Thatcher on Falklands: ‘we cannot appease aggression’

By Chris McCarthy

Surely we, of all people, have learned the lesson of history: that to appease an aggressor is to invite aggression elsewhere, and on an every-increasing scale.

Prime Minister Margaret Thatcher, 26 May 1982

Territorial disputes have long been the cause of conflict and so it proved again in the spring of 1982 when Argentine forces invaded the long-contested Falkland Islands [known as the Malvinas to Argentina] where the British had claimed sovereignty since 1833. Located nearly 13,000 kilometres from Great Britain but less than 500 from the coast of mainland South America, covering less than 5,000 square miles and home to fewer than 2,000 inhabitants at the outbreak of the Falklands War,* it seemed an unlikely cause for which to risk British lives.

British Prime Minister Margaret Thatcher saw the situation very differently. She made the case for defending the Islands in a strident speech to the Conservative Women’s Conference at the beginning of May 1982 that exemplified her qualities as a leader and typified her oratorical style: forceful, resolute, logically constructed, with a hint of rhetorical flourish.

Pax Britannica had long expired and the remaining stump of the British Empire was broken up during the 1950s and 60s but the legacy of winning two world wars endured in the British psyche; the idea of acquiescence to a comparatively ‘minor’ nation was unpalatable and unacceptable despite the Islands’ strategic insignificance and sparse population. Thatcher would draw on Britain’s venerable military history to establish the parameters of her case for retaking the Islands; defending them was a matter of upholding freedom, justice, and the international rule of law:

The older generation in this country and generations before them have made sacrifices so that we could be a free society and belong to a community of nations which seeks to resolves disputes by civilised means.

The Argentine invasion of the Islands was a direct challenge to the rules that govern the international community and if allowed to go unchallenged the consequences would be “anarchy”, Thatcher warned. There was clearly no risk that Argentine forces would travel up the vast Atlantic Ocean to the shores of southern Britain, but to allow a “wanton act of armed by aggression” by a military dictatorship in “blatant violation of international law” set a worrying precedent:

If we…were to shrug our shoulders at what has happened in the South Atlantic and acquiesce in the illegal seizure of those faraway islands, it would be a clear signal to those with similar designs on the territory of others to follow in the footsteps of aggression.

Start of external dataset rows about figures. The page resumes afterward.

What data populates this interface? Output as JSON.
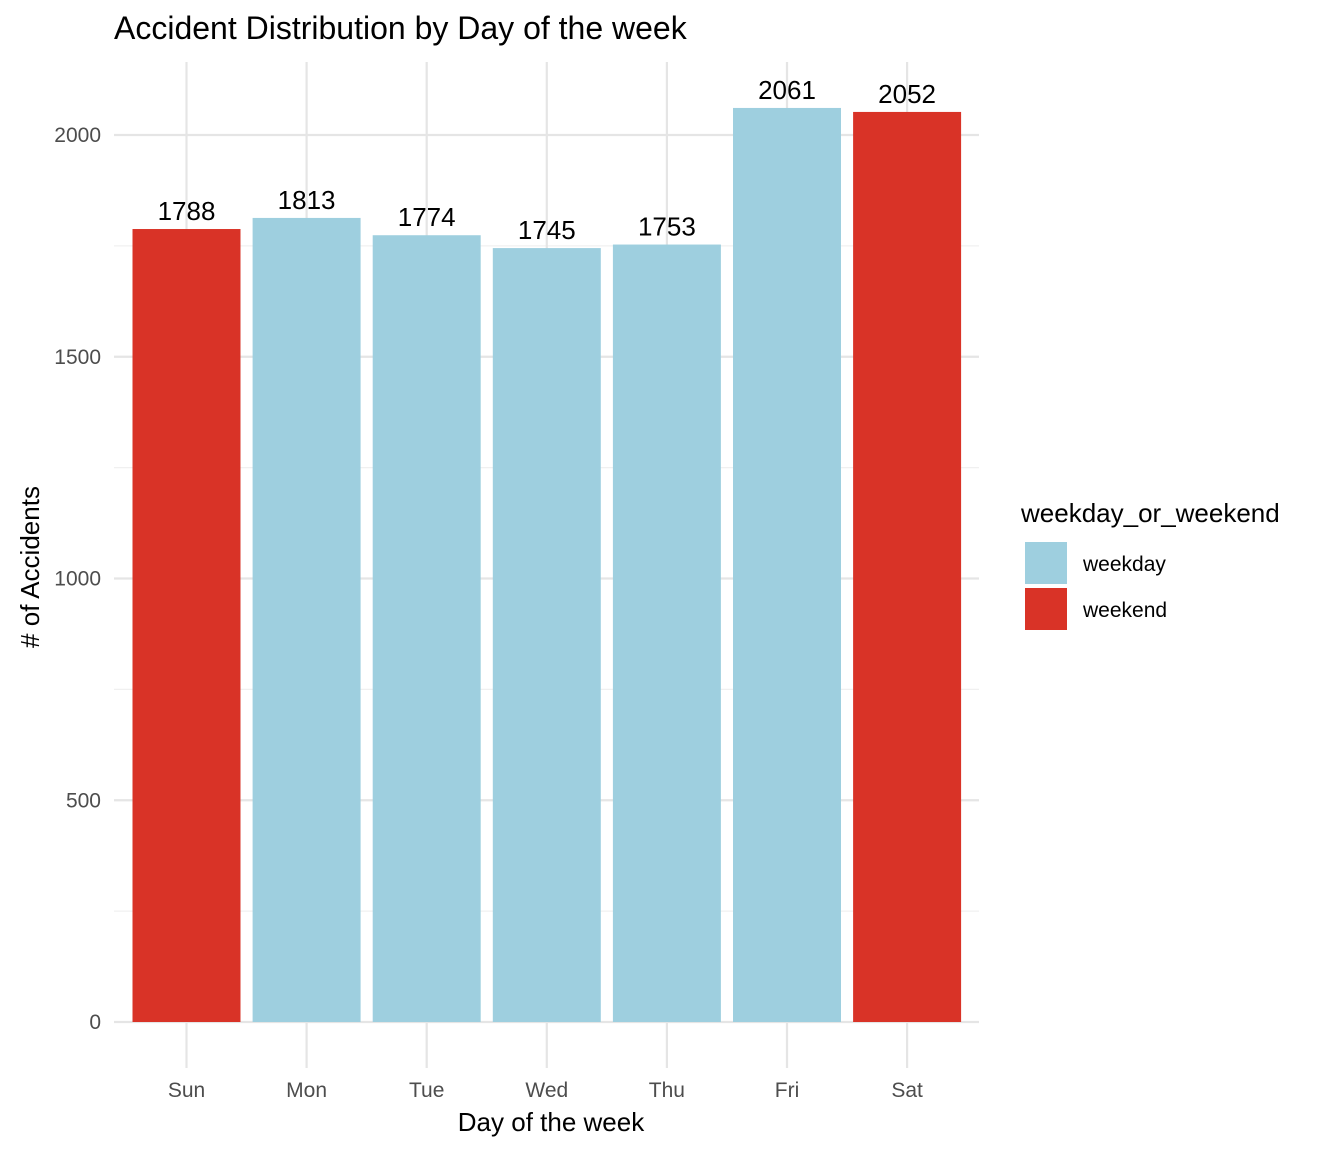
{
  "chart_data": {
    "type": "bar",
    "title": "Accident Distribution by Day of the week",
    "xlabel": "Day of the week",
    "ylabel": "# of Accidents",
    "categories": [
      "Sun",
      "Mon",
      "Tue",
      "Wed",
      "Thu",
      "Fri",
      "Sat"
    ],
    "values": [
      1788,
      1813,
      1774,
      1745,
      1753,
      2061,
      2052
    ],
    "groups": [
      "weekend",
      "weekday",
      "weekday",
      "weekday",
      "weekday",
      "weekday",
      "weekend"
    ],
    "data_labels": [
      "1788",
      "1813",
      "1774",
      "1745",
      "1753",
      "2061",
      "2052"
    ],
    "ylim": [
      0,
      2165
    ],
    "yticks": [
      0,
      500,
      1000,
      1500,
      2000
    ],
    "ytick_labels": [
      "0",
      "500",
      "1000",
      "1500",
      "2000"
    ],
    "grid": true,
    "legend": {
      "title": "weekday_or_weekend",
      "position": "right",
      "entries": [
        {
          "key": "weekday",
          "label": "weekday",
          "color": "#9ecfdf"
        },
        {
          "key": "weekend",
          "label": "weekend",
          "color": "#d93327"
        }
      ]
    }
  }
}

Responding to critics of the government’s decision to recover the Islands by force, unconvinced by the argument that Britain should play the role of global policeman, Thatcher took each of their concerns in turn and rebutted them with devastating efficiency. We see a similar rhetorical device here that we recognise in several speeches by Tony Blair – establishing an unidentified figure to express an opinion or point that runs opposed to government policy, thereby enabling the speaker to counter them in turn and keeping the listener engaged with the rhythmic pacing and avoiding the disengaging ‘list format’.

In these two ‘exchanges’ Thatcher reproaches those “who speak lightly of a few islanders beyond the sea” and “other voices” who worry that Britain will be putting at risk her investments and interests in Latin America:

[To those who ask] “Are they worth fighting for?” let me say this: right and wrong are not measured by a head count of those to whom that wrong has been done. That would not be principle but expediency….

[Still others say] that trade and commerce are too important to us to put in jeopardy some of the valuable markets of the world. But what would the islanders, under the heel of the invader, say to that? What kind of people would we be if, enjoying the birthright of freedom ourselves, we abandoned the British citizens for the sake of commercial gain?

The case for military action was obvious and unavoidable, argued Thatcher, in what would be the first large-scale combat operation during her tenure as prime minister; British land and British citizens were the victims of an aggressor and the United Kingdom would not turn her back to her “own people” when they turned to us for help. Almost Churchillian at moments – “Despite these grievous losses, our resolves is not weakened…” – this was a speech to stiffen the patriotic sinews, to quell any doubts about Britain’s place on the world stage, and to reaffirm the principles of freedom and justice.

Thatcher herself selected the address as one or three most memorable speeches: perhaps because no decision to commit troops to war is ever taken lightly; perhaps because, with the power of hindsight, it was a defining moment in her political career that helped turn the Conservative Party’s fortunes around before the 1983 General Election; or perhaps because it best captured the qualities of steely resolve and firm principles that typified her as a person and a politician.

______

*Technically the United Kingdom did not declare war on Argentina or the occupied Falkland Islands. The last such declaration came against Thailand on 25 January 1942. In common parlance, however, the conflict has become firmly known as the Falklands War.